Are You Entitled to Unpaid Time Off Without Risking Your Job?

The Family and Medical Leave Act may provide unpaid time off due to the serious health condition of an employee or an employee’s immediate family member. However, only certain employers, known as “covered employers,” are required to comply with this law. Additionally, employees must meet certain basic requirements before they are entitled to the leave.

This article will guide you to know whether you are entitled to unpaid time off without risking your job.

Employer Requirements

Only employers who are considered “covered” under this federal law must comply. Public agencies are all covered, as are elementary and secondary schools. However, private employers are only covered by the FMLA if all of the following apply:

  • Employed at least 50 employees
  • In 20 or more workweeks
  • In the current or preceding calendar year

 

If your employer doesn’t meet these requirements, you are not entitled to unpaid leave and if you take unapproved time off, your job could be at risk.

Employee Requirements

When FMLA leave is requested for an employee or an immediate family member, the qualifying health condition must be considered “serious.” This means that the affected person either requires inpatient care or a continuing course of treatment.

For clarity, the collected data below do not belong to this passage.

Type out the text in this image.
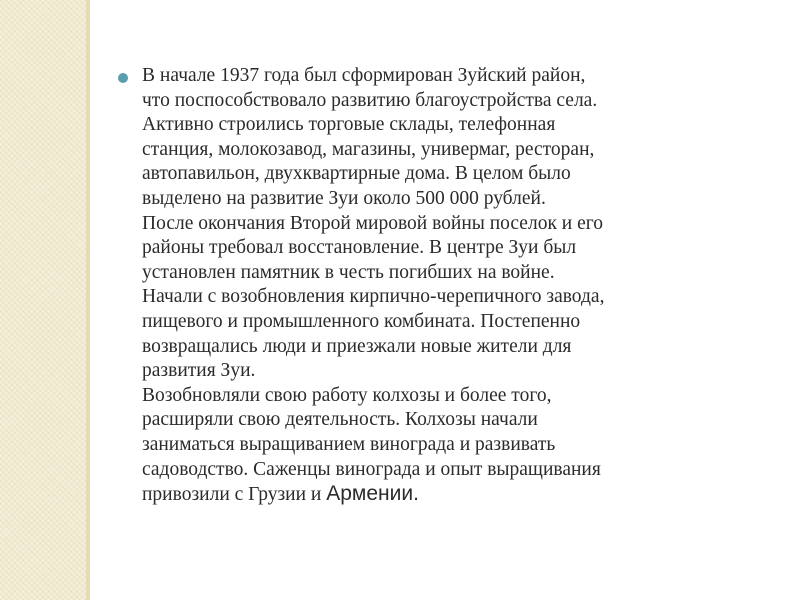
В начале 1937 года был сформирован Зуйский район,
что поспособствовало развитию благоустройства села.
Активно строились торговые склады, телефонная
станция, молокозавод, магазины, универмаг, ресторан,
автопавильон, двухквартирные дома. В целом было
выделено на развитие Зуи около 500 000 рублей.
После окончания Второй мировой войны поселок и его
районы требовал восстановление. В центре Зуи был
установлен памятник в честь погибших на войне.
Начали с возобновления кирпично-черепичного завода,
пищевого и промышленного комбината. Постепенно
возвращались люди и приезжали новые жители для
развития Зуи.
Возобновляли свою работу колхозы и более того,
расширяли свою деятельность. Колхозы начали
заниматься выращиванием винограда и развивать
садоводство. Саженцы винограда и опыт выращивания
привозили с Грузии и Армении.
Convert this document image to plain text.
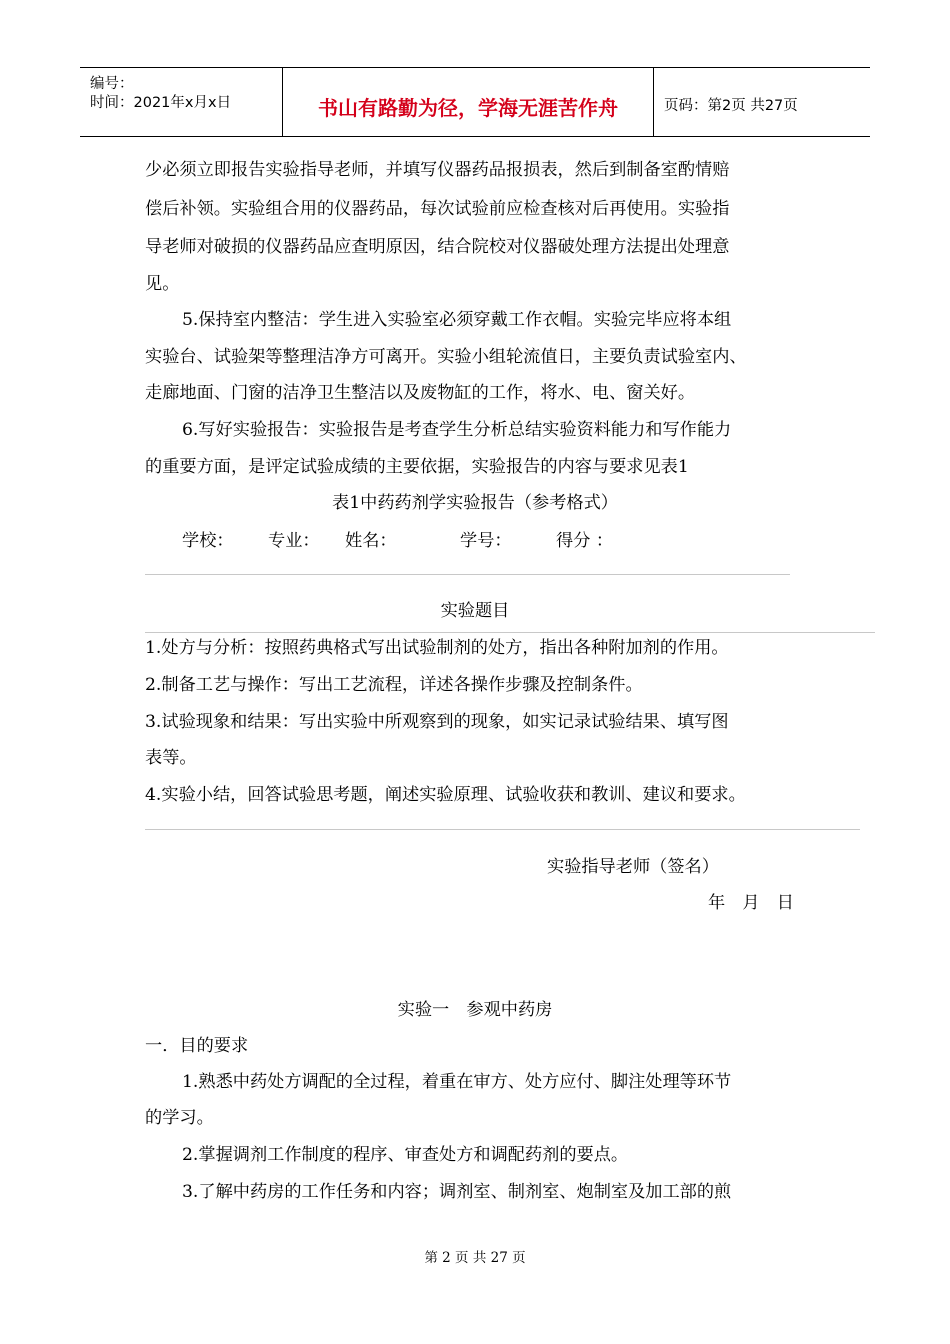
编号：
时间：2021年x月x日	书山有路勤为径，学海无涯苦作舟	页码：第2页 共27页
少必须立即报告实验指导老师，并填写仪器药品报损表，然后到制备室酌情赔
偿后补领。实验组合用的仪器药品，每次试验前应检查核对后再使用。实验指
导老师对破损的仪器药品应查明原因，结合院校对仪器破处理方法提出处理意
见。
5.保持室内整洁：学生进入实验室必须穿戴工作衣帽。实验完毕应将本组
实验台、试验架等整理洁净方可离开。实验小组轮流值日，主要负责试验室内、
走廊地面、门窗的洁净卫生整洁以及废物缸的工作，将水、电、窗关好。
6.写好实验报告：实验报告是考查学生分析总结实验资料能力和写作能力
的重要方面，是评定试验成绩的主要依据，实验报告的内容与要求见表1
表1中药药剂学实验报告（参考格式）
学校： 专业： 姓名：	学号：	得分 ：
实验题目
1.处方与分析：按照药典格式写出试验制剂的处方，指出各种附加剂的作用。
2.制备工艺与操作：写出工艺流程，详述各操作步骤及控制条件。
3.试验现象和结果：写出实验中所观察到的现象，如实记录试验结果、填写图
表等。
4.实验小结，回答试验思考题，阐述实验原理、试验收获和教训、建议和要求。
实验指导老师（签名）
年　月　日
实验一　参观中药房
一．目的要求
1.熟悉中药处方调配的全过程，着重在审方、处方应付、脚注处理等环节
的学习。
2.掌握调剂工作制度的程序、审查处方和调配药剂的要点。
3.了解中药房的工作任务和内容；调剂室、制剂室、炮制室及加工部的煎
第 2 页 共 27 页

In addition, an employee must meet the following requirements:

  • Worked for a covered employer
  • For at least 1,250 hours
  • In the prior 12 months
  • At a location where the employer has at least 50 employees within 75 miles
  • Does not qualify as a “key” employee

 

The Protections

Once these requirements are met, an employee may take up to 12 weeks of unpaid leave, as long as proper, timely documentation is provided. An employer may require an eligible employee to submit a certification from a health care provider to support the request for FMLA leave. The employer may also require additional medical opinions, at its own expense.

If the need for leave is foreseeable, the request for FMLA leave must be submitted 30 days in advance. If the need is not foreseeable, the request must be provided as soon as possible and practicable. An employer may require an employee to substitute paid leave to cover part or all of the 12-week period.

FMLA leave may be taken all at once, intermittently, or on a reduced schedule. For example, one employee may need to take off eight weeks after the birth of a baby; another may need to take leave from time to time for migraine headaches or cancer treatments.

The employer must continue existing group health care coverage during the period of leave. The employer may also request recertification at reasonable intervals. At the end of the leave, the employee must be placed in his or her former job or one that is substantially equivalent.